In the following problem
Let $M=\bigg (\begin{matrix} a& b\\ c& d\end{matrix}\bigg )$ be a nonsingular matrix with integer coefficients and $L=\mathbb C(x,y)$.
(i) Show that $\phi(x)=x^a y^b$, $\phi(y)=x^cy^d$ can be uniquely extended to a field homomorphism from $L$ to $L$, with $\phi|_\mathbb C=id$.
(ii) Show that $[L:\phi(L)]$ (algebraic degree) is finite and that $\phi$ is an automorphism if and only if $\det M=\pm 1$.

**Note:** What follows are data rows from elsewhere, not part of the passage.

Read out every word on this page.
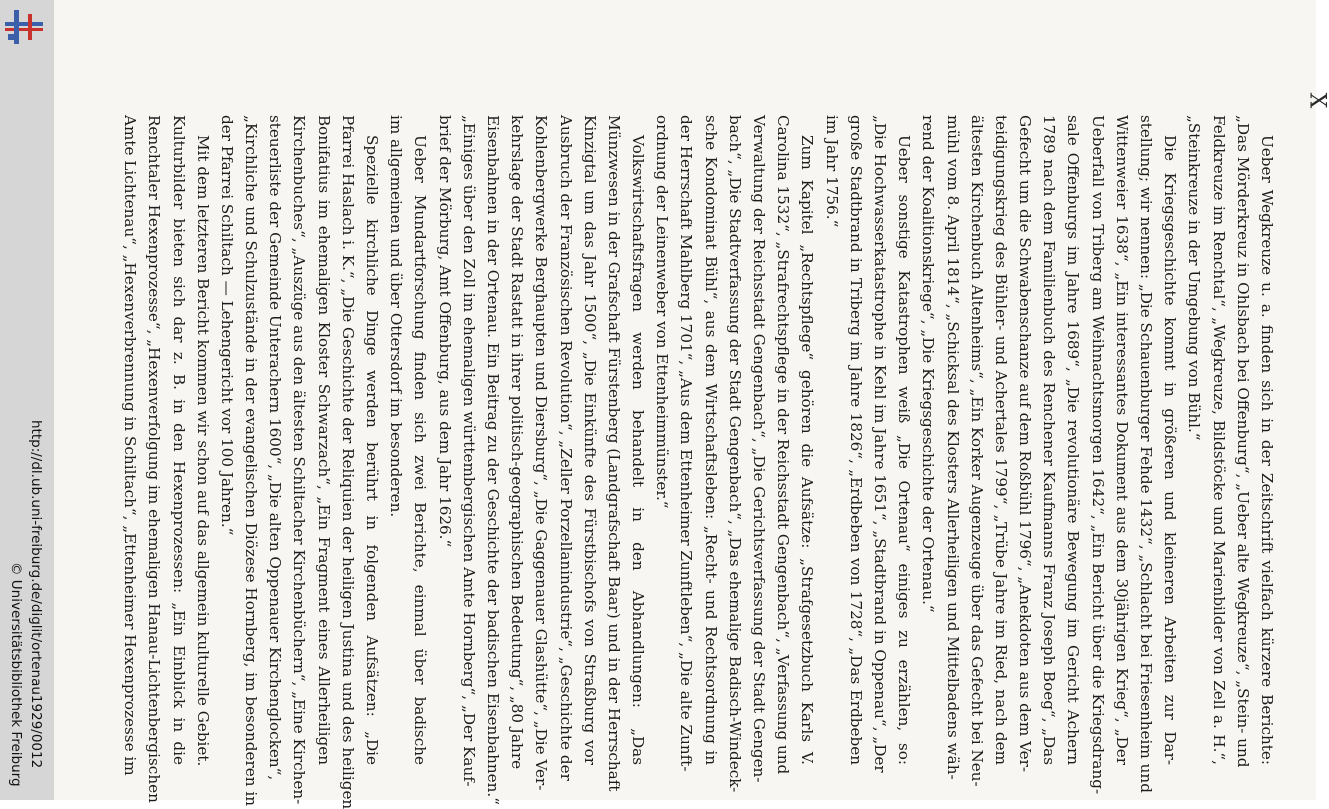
http://dl.ub.uni-freiburg.de/diglit/ortenau1929/0012
© Universitätsbibliothek Freiburg
X
Ueber Wegkreuze u. a. finden sich in der Zeitschrift vielfach kürzere Berichte:
„Das Mörderkreuz in Ohlsbach bei Offenburg“, „Ueber alte Wegkreuze“, „Stein- und
Feldkreuze im Renchtal“, „Wegkreuze, Bildstöcke und Marienbilder von Zell a. H.“,
„Steinkreuze in der Umgebung von Bühl.“
Die Kriegsgeschichte kommt in größeren und kleineren Arbeiten zur Dar-
stellung; wir nennen: „Die Schauenburger Fehde 1432“, „Schlacht bei Friesenheim und
Wittenweier 1638“, „Ein interessantes Dokument aus dem 30jährigen Krieg“, „Der
Ueberfall von Triberg am Weihnachtsmorgen 1642“, „Ein Bericht über die Kriegsdrang-
sale Offenburgs im Jahre 1689“, „Die revolutionäre Bewegung im Gericht Achern
1789 nach dem Familienbuch des Renchener Kaufmanns Franz Joseph Boeg“, „Das
Gefecht um die Schwabenschanze auf dem Roßbühl 1796“, „Anekdoten aus dem Ver-
teidigungskrieg des Bühler- und Achertales 1799“, „Trübe Jahre im Ried, nach dem
ältesten Kirchenbuch Altenheims“, „Ein Korker Augenzeuge über das Gefecht bei Neu-
mühl vom 8. April 1814“, „Schicksal des Klosters Allerheiligen und Mittelbadens wäh-
rend der Koalitionskriege“, „Die Kriegsgeschichte der Ortenau.“
Ueber sonstige Katastrophen weiß „Die Ortenau“ einiges zu erzählen, so:
„Die Hochwasserkatastrophe in Kehl im Jahre 1651“, „Stadtbrand in Oppenau“, „Der
große Stadtbrand in Triberg im Jahre 1826“, „Erdbeben von 1728“, „Das Erdbeben
im Jahr 1756.“
Zum Kapitel „Rechtspflege“ gehören die Aufsätze: „Strafgesetzbuch Karls V.
Carolina 1532“, „Strafrechtspflege in der Reichsstadt Gengenbach“, „Verfassung und
Verwaltung der Reichsstadt Gengenbach“, „Die Gerichtsverfassung der Stadt Gengen-
bach“, „Die Stadtverfassung der Stadt Gengenbach“, „Das ehemalige Badisch-Windeck-
sche Kondominat Bühl“, aus dem Wirtschaftsleben: „Recht- und Rechtsordnung in
der Herrschaft Mahlberg 1701“, „Aus dem Ettenheimer Zunftleben“, „Die alte Zunft-
ordnung der Leinenweber von Ettenheimmünster.“
Volkswirtschaftsfragen werden behandelt in den Abhandlungen: „Das
Münzwesen in der Grafschaft Fürstenberg (Landgrafschaft Baar) und in der Herrschaft
Kinzigtal um das Jahr 1500“, „Die Einkünfte des Fürstbischofs von Straßburg vor
Ausbruch der Französischen Revolution“, „Zeller Porzellanindustrie“, „Geschichte der
Kohlenbergwerke Berghaupten und Diersburg“, „Die Gaggenauer Glashütte“, „Die Ver-
kehrslage der Stadt Rastatt in ihrer politisch-geographischen Bedeutung“, „80 Jahre
Eisenbahnen in der Ortenau. Ein Beitrag zu der Geschichte der badischen Eisenbahnen.“
„Einiges über den Zoll im ehemaligen württembergischen Amte Hornberg“, „Der Kauf-
brief der Mörburg, Amt Offenburg, aus dem Jahr 1626.“
Ueber Mundartforschung finden sich zwei Berichte, einmal über badische
im allgemeinen und über Ottersdorf im besonderen.
Spezielle kirchliche Dinge werden berührt in folgenden Aufsätzen: „Die
Pfarrei Haslach i. K.“, „Die Geschichte der Reliquien der heiligen Justina und des heiligen
Bonifatius im ehemaligen Kloster Schwarzach“, „Ein Fragment eines Allerheiligen
Kirchenbuches“, „Auszüge aus den ältesten Schiltacher Kirchenbüchern“, „Eine Kirchen-
steuerliste der Gemeinde Unterachern 1600“, „Die alten Oppenauer Kirchenglocken“,
„Kirchliche und Schulzustände in der evangelischen Diözese Hornberg, im besonderen in
der Pfarrei Schiltach — Lehengericht vor 100 Jahren.“
Mit dem letzteren Bericht kommen wir schon auf das allgemein kulturelle Gebiet.
Kulturbilder bieten sich dar z. B. in den Hexenprozessen: „Ein Einblick in die
Renchtaler Hexenprozesse“, „Hexenverfolgung im ehemaligen Hanau-Lichtenbergischen
Amte Lichtenau“, „Hexenverbrennung in Schiltach“, „Ettenheimer Hexenprozesse im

(iii) If $\phi$ is an automorphism, show that $\phi$ has non-constant fixed points if and only if $M$ has an eigenvalue which is a root of unity.
(iv) In the situation of (iii), show that either $\phi$ is conjugate to $\pm\bigg(\begin{matrix}1 & 1\\ 0 & 1\end{matrix}\bigg )$ or $\phi^{12}=id$.
(v) Show that, if $K$ is the set of the points fixed by $\phi$, then $K$ is a field and $\mathrm{trdeg}(K/\mathbb C)$ is $1$ or $2$ ($1$ in the first case of (iv), and $2$ in the second case).
I have some problems in understanding "$\phi^{12}=id$". I solved the whole problem and demonstrated, instead of that, that if $\phi$ is not conjugate to the given Jordan block, then it has diagonal form and its eigenvalues are roots of $1$ or $-1$ (of the same order), and therefore that $\phi^n=id$ for some $n$: but why 12?
However, my statement of point (iv) allows me to prove point (v) too.